MRi shows high signal intensity on T2 sequences, and low intensity signal on T1 sequences. Calcification within the mass, if it occurs, will appear as very low signal areas.
MRI Findings
MRi shows high signal intensity on T2 sequences, and low intensity signal on T1 sequences. Calcification within the mass, if it occurs, will appear as very low signal areas.
CT Findings
CT is helpful in defining the integrity of the cortex and distribution of calcification.
Laboratory Findings
no labs are helpful in the diagnosis
Differential Diagnosis
Osteosarcoma, benign cartilage lesions such as CMF, chondroblastoma
Preferred Biopsy Technique for this Tumor
open - incisional
Histopathology findings
On gross examination, chondrosarcoma is a grayish-white, lobulated mass. It may have focal calcification, mucoid I degeneration, or necrosis.Histologically, chondrosarcoma is differentiated from benign cartilage growths by enlarged plump nuclei, multiple cells per lacunae, binucleated cells, and hyperchromic nuclear pleomorphism. Chondrosarcoma is graded from 1 (low) to 3 (high). Low grade chondrosarcoma is very close in appearance to enchondromas and osteochondromas and has occasional binucleated cells. High grade chondrosarcomas have increased cellularity, atypia and mitoses. There is an inverse relationship between histologic grade and prognosis with higher grades having a worse prognosis and early metastases.
Treatment Options for this Tumor
Treatment for low grade chondrosarcoma may include curettage or marginal excision. Intermediate and high grade lesions should be excised with a wide margin. Clear margins are essential, because no truly effective adjuvant therapy exists.

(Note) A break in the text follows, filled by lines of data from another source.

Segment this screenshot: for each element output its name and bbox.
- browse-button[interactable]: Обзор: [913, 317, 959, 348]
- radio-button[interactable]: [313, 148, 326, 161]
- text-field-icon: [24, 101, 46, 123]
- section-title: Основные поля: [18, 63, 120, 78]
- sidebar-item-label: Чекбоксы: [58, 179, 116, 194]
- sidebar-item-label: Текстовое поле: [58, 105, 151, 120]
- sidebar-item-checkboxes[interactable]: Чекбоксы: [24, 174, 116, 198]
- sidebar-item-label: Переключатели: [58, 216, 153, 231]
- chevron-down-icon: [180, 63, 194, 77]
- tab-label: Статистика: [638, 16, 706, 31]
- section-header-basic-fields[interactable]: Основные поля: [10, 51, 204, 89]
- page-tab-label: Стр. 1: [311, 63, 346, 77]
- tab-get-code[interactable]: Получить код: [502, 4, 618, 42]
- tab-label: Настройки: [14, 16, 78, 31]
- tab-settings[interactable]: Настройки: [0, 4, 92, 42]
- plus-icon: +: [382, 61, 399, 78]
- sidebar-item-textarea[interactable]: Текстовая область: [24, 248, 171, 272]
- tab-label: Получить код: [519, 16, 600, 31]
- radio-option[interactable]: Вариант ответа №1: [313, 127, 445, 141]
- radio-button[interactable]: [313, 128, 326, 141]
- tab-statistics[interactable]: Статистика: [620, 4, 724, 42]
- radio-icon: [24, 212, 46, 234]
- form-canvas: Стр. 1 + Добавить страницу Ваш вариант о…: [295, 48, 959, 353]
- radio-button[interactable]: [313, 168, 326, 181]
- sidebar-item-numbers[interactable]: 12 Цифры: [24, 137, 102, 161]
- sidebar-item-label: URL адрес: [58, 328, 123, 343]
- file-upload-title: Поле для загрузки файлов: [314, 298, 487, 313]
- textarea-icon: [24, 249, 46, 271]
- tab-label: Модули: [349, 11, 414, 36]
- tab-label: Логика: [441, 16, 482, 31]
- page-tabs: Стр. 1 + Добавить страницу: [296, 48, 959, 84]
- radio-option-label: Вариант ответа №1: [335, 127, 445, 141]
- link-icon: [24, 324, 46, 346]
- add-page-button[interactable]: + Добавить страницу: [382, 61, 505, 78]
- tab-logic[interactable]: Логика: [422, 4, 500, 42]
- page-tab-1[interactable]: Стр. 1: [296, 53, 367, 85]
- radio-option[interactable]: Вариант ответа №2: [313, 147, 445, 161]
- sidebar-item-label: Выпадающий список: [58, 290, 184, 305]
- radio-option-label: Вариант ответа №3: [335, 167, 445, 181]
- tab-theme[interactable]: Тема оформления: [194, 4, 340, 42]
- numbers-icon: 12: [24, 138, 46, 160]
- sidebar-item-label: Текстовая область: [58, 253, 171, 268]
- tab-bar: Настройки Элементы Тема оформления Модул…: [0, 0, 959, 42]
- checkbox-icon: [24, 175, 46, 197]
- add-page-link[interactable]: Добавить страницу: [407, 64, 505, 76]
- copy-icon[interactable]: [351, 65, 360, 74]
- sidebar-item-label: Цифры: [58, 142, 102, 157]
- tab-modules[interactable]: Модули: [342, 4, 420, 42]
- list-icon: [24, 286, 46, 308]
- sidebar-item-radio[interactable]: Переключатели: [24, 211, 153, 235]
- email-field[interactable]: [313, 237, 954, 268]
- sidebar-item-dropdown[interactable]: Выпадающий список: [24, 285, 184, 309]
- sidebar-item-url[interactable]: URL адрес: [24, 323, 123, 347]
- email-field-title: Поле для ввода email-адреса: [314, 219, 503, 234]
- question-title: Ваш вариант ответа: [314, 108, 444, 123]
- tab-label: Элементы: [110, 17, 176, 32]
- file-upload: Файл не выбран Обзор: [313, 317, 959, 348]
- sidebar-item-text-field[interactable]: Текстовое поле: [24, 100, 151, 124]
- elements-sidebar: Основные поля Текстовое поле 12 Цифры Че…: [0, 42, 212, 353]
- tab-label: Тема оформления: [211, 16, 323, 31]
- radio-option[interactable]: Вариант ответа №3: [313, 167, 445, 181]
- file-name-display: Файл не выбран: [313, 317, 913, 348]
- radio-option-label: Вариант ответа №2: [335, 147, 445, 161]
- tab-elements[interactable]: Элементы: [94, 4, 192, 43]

Chemotherapy and radiotherapy are not effective and are normally not used for lesions in the foot. Rather, complete removal with a wide margin is the correct treatment. Amputation of the affected part is employed if necessary to achieve a wide margin. Incompletely excised lesions should be referred to a musculoskeletal oncologist for re-resection.
Outcomes of Treatment and Prognosis
Patients with adequately resected low grade chondrosarcomas have an excellent survival rate. The survival of patients with high grade tumors depends on the location, size and stage of the tumor.
Special and Unusual Features
There are three additional types of chondrosarcoma. Mesenchymal chondrosarcoma is a rare variant with a bimorphic histologic picture of low grade cartilaginous cells and hypercellular small, uniform, and undifferentiated cells that resemble Ewing's sarcoma. Mesenchymal chondrosarcoma has a predilection for the spine, ribs and jaw and it presents in the third decade. It is more common in females and can grow exceptionally large. It is very likely to metastasize to lungs, Iymph nodes and other bones. Clear cell chondrosarcoma is a malignant cartilage tumor that may be the adult variant of chondroblastoma. It is a rare, low-grade tumor with an improved prognosis over other chondrosarcomas. Likechondroblastoma, it is found in the epiphysis of the femur and humerus. Histologically, soft tissue invasion is rare. Clear cell chondrosarcoma has clear cells with vacuolated cytoplasm. The cartilage matrix has significantly calcified trabeculae and giant cells. Dedifferentiated chondrosarcoma is the most malignant form of chondrosarcoma. This tumor is a mix of low grade chondrosarcoma and high grade spindle cell sarcoma where the spindle cells are no longer identifiable as having a cartilage origin. The dedifferentiated portion of the lesion may have histological features of malignant fibrous histiocytoma, osteosarcoma, or undifferentiated sarcoma. This biphasic quality is evident on x-ray with areas of endosteal scalloping and cortical thickening are contrasted with areas of cortical destruction and soft tissue invasion. Dedifferentiated chondrosarcoma has a 5 year survival of 10%.